島津製作所と武田薬品工業は8月25日、新たに合成した化合物を精製する際に行うHPLC(高速液体クロマトグラフ)での分取の可否判定と、分取可能となる条件を容易に決定できる逆相精製自動スケールアップシステム「ASAPrep」を共同開発したと発表した。
製薬メーカーや大学、研究機関などで行っている新規候補化合物の探索プロセスでは、化合物の合成・目的物質の分取精製・活性を持つ化合物の評価と選別(ハイスループットスクリーニング)のループを円滑に回すことが重要となっている。このうち、合成とハイスループットスクリーニングについては自動化が進んでいるが、HPLCを用いた分取精製については、熟練した専門の技術者による条件の検討が必要であり、前後のプロセスに対してスピードが追い付いていない。
特に、大手の製薬メーカーの創薬化学部門では、1日あたり何百もの新規化合物を合成する能力を持っているが、合成と同じスピードで次のスクリーニング部門が要求する純度と量の化合物を分取精製することは困難だった。なぜなら、分取精製の可否判定や条件の決定には、クロマトグラフィに関する高度な知識を必要とするからである。そこで、これまで多くのラボでは分取精製専門の担当者を配置し、研究員のサポートを行っていた。しかし、この方法では、精製のスピードが合成のスピードに追いつくことは不可能である。

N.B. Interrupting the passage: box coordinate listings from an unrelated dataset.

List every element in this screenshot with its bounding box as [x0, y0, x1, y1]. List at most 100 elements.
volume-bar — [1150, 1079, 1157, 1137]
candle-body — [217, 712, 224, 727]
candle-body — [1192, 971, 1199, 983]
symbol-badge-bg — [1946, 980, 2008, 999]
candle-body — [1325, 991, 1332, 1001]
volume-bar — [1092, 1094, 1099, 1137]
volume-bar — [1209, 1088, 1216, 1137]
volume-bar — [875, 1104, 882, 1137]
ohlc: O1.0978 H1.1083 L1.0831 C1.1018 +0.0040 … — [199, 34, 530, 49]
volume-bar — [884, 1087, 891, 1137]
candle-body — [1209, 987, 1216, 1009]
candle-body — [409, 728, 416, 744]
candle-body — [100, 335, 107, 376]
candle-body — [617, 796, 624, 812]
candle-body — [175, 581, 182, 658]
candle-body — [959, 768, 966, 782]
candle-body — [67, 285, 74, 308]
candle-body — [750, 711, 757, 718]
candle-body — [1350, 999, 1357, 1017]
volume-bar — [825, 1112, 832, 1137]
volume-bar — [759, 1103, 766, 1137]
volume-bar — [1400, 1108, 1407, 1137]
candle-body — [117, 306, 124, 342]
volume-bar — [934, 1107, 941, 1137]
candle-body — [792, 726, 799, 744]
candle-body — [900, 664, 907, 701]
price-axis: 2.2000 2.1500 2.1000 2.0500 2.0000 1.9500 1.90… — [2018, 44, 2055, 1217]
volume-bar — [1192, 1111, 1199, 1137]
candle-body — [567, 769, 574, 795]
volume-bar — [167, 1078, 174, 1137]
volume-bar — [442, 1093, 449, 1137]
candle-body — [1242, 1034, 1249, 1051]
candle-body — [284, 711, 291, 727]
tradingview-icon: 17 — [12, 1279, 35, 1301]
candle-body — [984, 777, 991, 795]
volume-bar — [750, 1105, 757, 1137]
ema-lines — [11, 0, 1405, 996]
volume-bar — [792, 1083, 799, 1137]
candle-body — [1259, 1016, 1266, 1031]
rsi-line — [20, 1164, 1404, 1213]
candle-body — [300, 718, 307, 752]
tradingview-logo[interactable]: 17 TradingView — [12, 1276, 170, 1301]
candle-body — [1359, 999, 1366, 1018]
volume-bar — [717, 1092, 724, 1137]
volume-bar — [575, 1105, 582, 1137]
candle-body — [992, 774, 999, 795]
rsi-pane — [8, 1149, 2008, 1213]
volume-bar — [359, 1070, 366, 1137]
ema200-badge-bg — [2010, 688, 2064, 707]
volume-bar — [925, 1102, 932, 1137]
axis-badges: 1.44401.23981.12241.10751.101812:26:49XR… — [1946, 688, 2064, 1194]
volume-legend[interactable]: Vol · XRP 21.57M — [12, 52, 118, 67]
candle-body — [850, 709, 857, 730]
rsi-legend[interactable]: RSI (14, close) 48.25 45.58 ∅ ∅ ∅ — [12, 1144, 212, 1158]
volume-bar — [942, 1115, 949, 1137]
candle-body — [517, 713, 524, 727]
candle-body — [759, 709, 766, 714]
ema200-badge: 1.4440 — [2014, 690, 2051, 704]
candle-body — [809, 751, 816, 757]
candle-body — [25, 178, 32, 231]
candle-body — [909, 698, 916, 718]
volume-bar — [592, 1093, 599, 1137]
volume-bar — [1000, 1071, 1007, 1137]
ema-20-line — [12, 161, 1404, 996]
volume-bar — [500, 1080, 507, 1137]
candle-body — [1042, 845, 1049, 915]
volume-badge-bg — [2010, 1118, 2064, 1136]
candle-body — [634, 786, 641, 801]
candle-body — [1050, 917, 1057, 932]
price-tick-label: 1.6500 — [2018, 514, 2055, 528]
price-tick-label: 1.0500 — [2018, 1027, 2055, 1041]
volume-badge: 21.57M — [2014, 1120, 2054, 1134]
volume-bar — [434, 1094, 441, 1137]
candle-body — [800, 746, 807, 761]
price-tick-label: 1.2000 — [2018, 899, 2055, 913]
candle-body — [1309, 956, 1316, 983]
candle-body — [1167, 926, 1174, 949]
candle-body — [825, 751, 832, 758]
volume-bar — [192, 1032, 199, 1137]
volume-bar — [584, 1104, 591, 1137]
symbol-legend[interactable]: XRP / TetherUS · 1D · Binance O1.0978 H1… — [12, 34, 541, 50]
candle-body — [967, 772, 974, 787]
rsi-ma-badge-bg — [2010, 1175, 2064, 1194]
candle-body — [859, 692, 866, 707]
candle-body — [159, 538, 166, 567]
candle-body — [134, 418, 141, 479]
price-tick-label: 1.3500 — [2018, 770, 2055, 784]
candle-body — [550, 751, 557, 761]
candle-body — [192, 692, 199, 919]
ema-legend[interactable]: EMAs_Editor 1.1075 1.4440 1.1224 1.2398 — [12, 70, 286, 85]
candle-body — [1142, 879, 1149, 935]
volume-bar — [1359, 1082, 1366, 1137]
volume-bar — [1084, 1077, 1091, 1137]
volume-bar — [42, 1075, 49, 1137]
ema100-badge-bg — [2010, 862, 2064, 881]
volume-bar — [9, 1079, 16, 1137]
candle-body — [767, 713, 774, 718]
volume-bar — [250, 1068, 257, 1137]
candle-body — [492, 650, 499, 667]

このような分取精製のプロセスにおける問題を解決するために、今回、島津と武田薬品は共同で、新規合成化合物の分取精製の可否を判定し、精製条件を決定できる「ASAPrep」を開発したという。
同システムは、PDA検出器を接続した液体クロマトグラフ質量分析計(LC-PDA-MS)での測定結果から得られた目的化合物の保持時間(試料注入からピーク検出までの時間)を利用して、最適な分取条件となる移動相物質の濃度を計算し、分取の可否や条件を判定するアルゴリズムとなっている。同システムを使用するためには、新たに開発されたソフトウェア「Open Solution Purification」の導入が必要となる。同ソフトウェアに組み込まれたASAPrep演算式を用いることでアルゴリズムが算出される。
同システムにより、分取精製の可否判定が容易に行えるようになり、内径の小さい分析用カラムを用いた分取条件の検討から内径の大きい分取用カラムへのメソッド移管(スケールアップ)をスムーズに実現する他、これまでボトルネックになりがちだった分取精製業務の効率化や、ユーザーのクロマトグラフィ知識に左右されないワークフローの構築を可能にする。
なお、価格はソフトウェア「Open Solution Purification」を含めて80万円から(税抜き)。製薬メーカーをはじめ、新規化合物の合成や探索を行っている大学や研究機関などへも拡販を図っていくとしている。